The Time Lord looked up from the sample he was examining through a microscope at the woman in a white coat addressing him, glancing at the shelf on the other side of the room where his four-inch-tall companion stood scrutinizing racks of test tubes. They knew one of them was wrong, and she volunteered to find out which out of the 75 tubes it was since her eyes wouldn’t tire as easily as any of the human scientists’ would looking at the miniscule labels.
Turning back to the scientist, he gave a sniff and replied, “I rather think that’s her business to share, not mine. Although,” he added as he focused back on the microscope, “to be fair, if you asked she probably wouldn’t tell you.”
“And why’s that?” the scientist hissed, sounding affronted.
“Cause you’re human!” exclaimed the Doctor, not bothering to look up from the microscope this time. “Would you trust somebody who looks as big as you do to her right off?”
Her gaze wandered over to the impossibly tiny woman still searching tirelessly through the test tubes, and she heaved a resigned sigh. She supposed she wouldn’t. Rather than admit that, however, she pressed on. “But she trusts you, and you’re taller than I am!”
“Well, you’ve got me there.” The Doctor straightened to his full height–a full head taller than the female scientist–adjusting his crisp royal blue suit. “Little over sixteen times her height, I’m surely terrifying. In’t that right, Zepheera?”
His tiny companion’s head snapped up at the mention of her name, only to find the Doctor crossing the room right toward the shelf she was standing on. After all this time, it still blew her mind how fast someone so large could move.
“I’m just as scary as any mean ol’ human, eh?” he smirked, pulling a teasingly startling ‘rawr’ face close to the eye-level shelf as he passed the borrower and moved on to fetch whatever he was after.
Zepheera flinched at the sudden lack of space, but shot an exasperated look through the back of her friend’s head. She went about her business, muttering about what a giant ten-year-old her Time Lord was as she worked.
“Must you drive with your feet?” complained Zepheera as she clung to a hopefully useless doodad on the console, eyeing the red Chuck Taylor that had landed a little too close for comfort. “Not to be rude or anything, I just can’t help but feel slightly at risk here!”
“Oh, always the backseat drivers…” the Doctor muttered through clenched teeth. But he peered through the loops of cable at Zepheera, careful to know where she was at all times in order to avoid…incidents, he thought with a glance at his shoe. “For your information, it takes six pilots to fly this ship properly, and considering I failed my test, I think I manage quite well, thanks very–!”
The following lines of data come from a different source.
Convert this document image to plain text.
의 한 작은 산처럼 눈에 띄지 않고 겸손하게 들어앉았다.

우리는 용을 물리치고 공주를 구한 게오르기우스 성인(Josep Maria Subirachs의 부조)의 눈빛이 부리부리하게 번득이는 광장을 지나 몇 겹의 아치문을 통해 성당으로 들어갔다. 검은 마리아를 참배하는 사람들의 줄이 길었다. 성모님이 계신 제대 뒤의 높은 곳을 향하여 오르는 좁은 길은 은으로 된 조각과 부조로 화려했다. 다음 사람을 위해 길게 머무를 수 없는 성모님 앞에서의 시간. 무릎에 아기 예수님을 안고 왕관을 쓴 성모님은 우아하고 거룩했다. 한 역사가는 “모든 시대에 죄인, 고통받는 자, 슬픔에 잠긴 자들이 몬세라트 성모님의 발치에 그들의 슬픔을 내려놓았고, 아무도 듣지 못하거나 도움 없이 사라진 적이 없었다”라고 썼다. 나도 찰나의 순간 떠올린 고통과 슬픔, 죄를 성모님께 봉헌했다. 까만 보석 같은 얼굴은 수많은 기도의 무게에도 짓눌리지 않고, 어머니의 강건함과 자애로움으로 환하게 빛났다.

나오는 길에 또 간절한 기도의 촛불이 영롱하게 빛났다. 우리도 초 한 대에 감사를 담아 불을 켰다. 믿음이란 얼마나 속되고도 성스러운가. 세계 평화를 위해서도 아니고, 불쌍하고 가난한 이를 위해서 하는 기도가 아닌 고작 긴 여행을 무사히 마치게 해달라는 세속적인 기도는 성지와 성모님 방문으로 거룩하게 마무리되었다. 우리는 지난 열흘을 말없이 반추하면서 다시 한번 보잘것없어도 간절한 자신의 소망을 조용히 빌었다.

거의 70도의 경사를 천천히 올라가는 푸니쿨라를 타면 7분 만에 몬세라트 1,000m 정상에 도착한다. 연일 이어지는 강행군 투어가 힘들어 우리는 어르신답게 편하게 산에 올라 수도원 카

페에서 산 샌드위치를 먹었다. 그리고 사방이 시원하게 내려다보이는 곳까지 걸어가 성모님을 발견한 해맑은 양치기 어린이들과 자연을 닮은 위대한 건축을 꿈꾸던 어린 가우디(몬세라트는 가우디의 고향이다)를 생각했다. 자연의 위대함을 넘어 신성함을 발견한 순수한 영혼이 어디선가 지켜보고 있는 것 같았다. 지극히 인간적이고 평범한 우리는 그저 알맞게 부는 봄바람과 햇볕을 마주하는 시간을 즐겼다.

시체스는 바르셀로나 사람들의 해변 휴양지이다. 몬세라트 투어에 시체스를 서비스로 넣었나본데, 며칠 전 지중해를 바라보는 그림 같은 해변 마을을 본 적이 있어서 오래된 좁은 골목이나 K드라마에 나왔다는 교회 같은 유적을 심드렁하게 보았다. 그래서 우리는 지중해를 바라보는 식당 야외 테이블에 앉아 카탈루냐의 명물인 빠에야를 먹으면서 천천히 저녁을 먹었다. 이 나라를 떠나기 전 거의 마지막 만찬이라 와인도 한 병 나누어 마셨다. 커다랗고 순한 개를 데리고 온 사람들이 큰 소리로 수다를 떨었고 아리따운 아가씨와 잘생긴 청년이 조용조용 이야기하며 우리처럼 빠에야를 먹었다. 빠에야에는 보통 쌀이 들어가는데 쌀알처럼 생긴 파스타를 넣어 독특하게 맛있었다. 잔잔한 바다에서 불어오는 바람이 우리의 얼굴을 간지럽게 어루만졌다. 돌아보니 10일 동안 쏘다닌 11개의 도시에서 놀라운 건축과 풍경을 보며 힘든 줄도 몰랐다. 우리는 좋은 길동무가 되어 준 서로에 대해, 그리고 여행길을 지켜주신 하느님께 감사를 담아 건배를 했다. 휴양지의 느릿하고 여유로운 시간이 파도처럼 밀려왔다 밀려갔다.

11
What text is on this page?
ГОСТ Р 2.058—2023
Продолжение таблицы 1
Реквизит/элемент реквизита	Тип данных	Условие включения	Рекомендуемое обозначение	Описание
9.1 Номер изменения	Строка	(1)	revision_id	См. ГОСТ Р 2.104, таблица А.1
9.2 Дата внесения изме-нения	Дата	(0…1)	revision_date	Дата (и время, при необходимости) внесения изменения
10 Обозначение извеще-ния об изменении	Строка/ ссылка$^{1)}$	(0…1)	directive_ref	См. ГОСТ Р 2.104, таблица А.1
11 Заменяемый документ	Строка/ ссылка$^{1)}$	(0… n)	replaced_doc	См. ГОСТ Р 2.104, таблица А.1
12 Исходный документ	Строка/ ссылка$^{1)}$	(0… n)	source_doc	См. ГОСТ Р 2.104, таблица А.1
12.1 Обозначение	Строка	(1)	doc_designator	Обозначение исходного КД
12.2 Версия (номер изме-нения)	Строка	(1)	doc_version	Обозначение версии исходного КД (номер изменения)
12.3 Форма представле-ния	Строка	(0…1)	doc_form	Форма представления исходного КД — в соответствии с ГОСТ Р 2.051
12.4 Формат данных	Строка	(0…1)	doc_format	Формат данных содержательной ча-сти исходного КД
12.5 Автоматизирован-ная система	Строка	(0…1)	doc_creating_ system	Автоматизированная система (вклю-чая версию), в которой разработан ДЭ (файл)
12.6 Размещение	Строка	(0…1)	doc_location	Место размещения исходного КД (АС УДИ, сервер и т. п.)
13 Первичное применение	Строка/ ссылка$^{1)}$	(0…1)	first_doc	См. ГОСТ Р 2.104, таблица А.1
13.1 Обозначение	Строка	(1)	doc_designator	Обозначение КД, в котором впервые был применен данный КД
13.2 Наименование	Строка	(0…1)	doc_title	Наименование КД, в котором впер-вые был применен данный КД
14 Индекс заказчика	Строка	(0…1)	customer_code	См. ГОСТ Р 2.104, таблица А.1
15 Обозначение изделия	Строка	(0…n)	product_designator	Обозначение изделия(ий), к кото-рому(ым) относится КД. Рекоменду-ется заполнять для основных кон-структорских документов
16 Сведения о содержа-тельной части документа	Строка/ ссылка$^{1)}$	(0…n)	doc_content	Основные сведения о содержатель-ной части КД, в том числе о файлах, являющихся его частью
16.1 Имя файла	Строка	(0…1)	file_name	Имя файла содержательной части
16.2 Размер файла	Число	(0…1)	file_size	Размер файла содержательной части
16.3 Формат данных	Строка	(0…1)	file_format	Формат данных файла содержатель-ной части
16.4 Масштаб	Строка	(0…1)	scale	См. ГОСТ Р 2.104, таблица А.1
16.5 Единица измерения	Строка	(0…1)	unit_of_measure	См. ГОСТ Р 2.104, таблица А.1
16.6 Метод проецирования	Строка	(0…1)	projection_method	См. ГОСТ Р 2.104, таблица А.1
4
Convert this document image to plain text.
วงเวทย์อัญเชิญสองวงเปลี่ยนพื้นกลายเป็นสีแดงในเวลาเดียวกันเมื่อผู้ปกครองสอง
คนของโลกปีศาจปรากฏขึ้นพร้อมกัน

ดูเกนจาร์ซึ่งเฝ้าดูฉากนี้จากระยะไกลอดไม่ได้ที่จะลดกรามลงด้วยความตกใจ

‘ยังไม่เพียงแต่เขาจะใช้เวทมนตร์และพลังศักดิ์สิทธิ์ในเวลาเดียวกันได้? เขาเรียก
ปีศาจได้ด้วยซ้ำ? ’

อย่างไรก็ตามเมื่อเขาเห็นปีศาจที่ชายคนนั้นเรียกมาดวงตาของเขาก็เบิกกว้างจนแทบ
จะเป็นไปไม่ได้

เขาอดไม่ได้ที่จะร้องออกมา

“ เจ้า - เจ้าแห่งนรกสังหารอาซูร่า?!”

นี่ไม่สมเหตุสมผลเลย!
He was cut off when a rumble of turbulence shook the TARDIS. With the extra leverage of his propped-up foot, the Doctor managed to keep his balance. Zepheera was not quite so lucky, as the tremor was much greater to her. Her feet were thrown out from under her and she slipped over the edge of the raised section of the console that she had thought for sure would be safer. As her grip tightened on her handhold to prevent her from being thrown off the console altogether, she reconsidered her chain of logic.
“Zepheera?” called the Doctor after losing sight of his four-inch-tall companion. He hurried around to the panel where he’d last seen her, letting out a relieved breath when she appeared unhurt. Even so, while his left hand turned a crank and several dials, his right scooped up Zepheera and lifted her to his shoulder. “How ‘bout we try this?” It was still early days for the pair of them, and neither had ever lived so closely with someone of such a dramatic size difference before.
But they were learning. Zepheera didn’t have time to be cross about being picked up without warning because the Doctor was already on the move. She clung to his collar as the Time Lord dashed about, and through trial and error she found a stable position in shoving her legs under his lapel and anchoring her feet against his neck.
Once she felt secure, Zepheera actually thought this wasn’t so bad. Sure, riding on a giant’s shoulder was nerve-wracking, not to mention he moved at a borderline dizzying rate. But at least up here, she wouldn’t have to worry about any flying converse.